Timequake is Kurt Vonnegut's last novel. Vonnegut himself is the narrator, alternating between personal anecdotes, descriptions of the process of writing Timequake, and scenes from the timequake and the last few years of Kilgore Trout's life. A Timequake is a brief contraction of the universe, that causes a preceding interval of time (in this case 10 years) to be played over again, exactly as it had been before. Except everyone has their memories of the last time round.

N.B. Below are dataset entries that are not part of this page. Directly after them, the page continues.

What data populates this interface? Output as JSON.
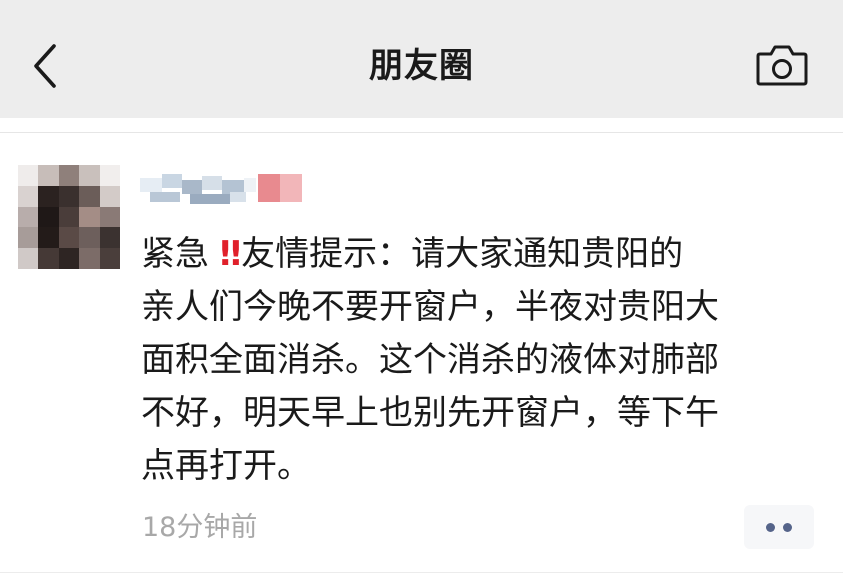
{
  "header": {
    "title": "朋友圈",
    "back_icon": "chevron-left-icon",
    "camera_icon": "camera-icon"
  },
  "post": {
    "author": "",
    "text_lines": [
      "紧急 ‼️友情提示：请大家通知贵阳的",
      "亲人们今晚不要开窗户，半夜对贵阳大",
      "面积全面消杀。这个消杀的液体对肺部",
      "不好，明天早上也别先开窗户，等下午",
      "点再打开。"
    ],
    "prefix": "紧急 ",
    "emoji": "‼",
    "after_emoji": "友情提示：请大家通知贵阳的",
    "rest": "亲人们今晚不要开窗户，半夜对贵阳大\n面积全面消杀。这个消杀的液体对肺部\n不好，明天早上也别先开窗户，等下午\n点再打开。",
    "timestamp": "18分钟前",
    "more_icon": "more-dots-icon"
  },
  "colors": {
    "header_bg": "#ededed",
    "text": "#1a1a1a",
    "timestamp": "#a8a8a8",
    "emoji_red": "#e0202a",
    "dots": "#55648a"
  }
}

Timequake is one of the two post-Breakfast of Champions novels I'd recommend to anyone who isn't a die-hard Vonnegut fan (the other is Galápagos). Vonnegut's career is interesting because there is a very clear midway point (or perhaps an apexe) in the form of Breakfast of Champions (1973). It was around this time that he published his last short story, "The Big Space Fuck" in the Harlan Ellison edited anthology Again, Dangerous Visions (1972). If you're familiar with the ending of Breakfast, it isn't that surprising. Technically, stylistically, and philosophically, his first six novels all built up to Breakfast of Champions. His remaining novels, even the ones I recommended at the beginning of this paragraph, fit into an identical mould.
For one, the characters are all completely passive. While this is true of his earlier novels, it's taken to a new extreme in his later. As Vonnegut himself advised "Every character needs to want something, even if it is just a glass of water." Generally speaking, his later protagonist/narrators don't even want that. They just want to be left alone, but not badly enough to do anything about it. Additionally, the format of the novels is 'written record left by the protagonist.' This is not inherently bad (cf. Mother Night and Cat's Cradle), but it just retreads a lot of the same ground. The structure of the novels is the same as well, a non-chronological cycling back and forth between the time of the character's writing the story and the events narrated, each time adding a little more while constantly hinting at some mystery/cataclysm just over the horizon (e.g. what's in Bluebeard's shed? What happened to Midland? Why was he arrested? etc.). Galápagos and Timequake succeed despite this, the former because of an clever and engaging premise, the latter because Vonnegut can be at his best when he writes about himself.
While I would still recommend any of the first seven novels to Timequake, it's definitely worth a read if you have a copy lying around.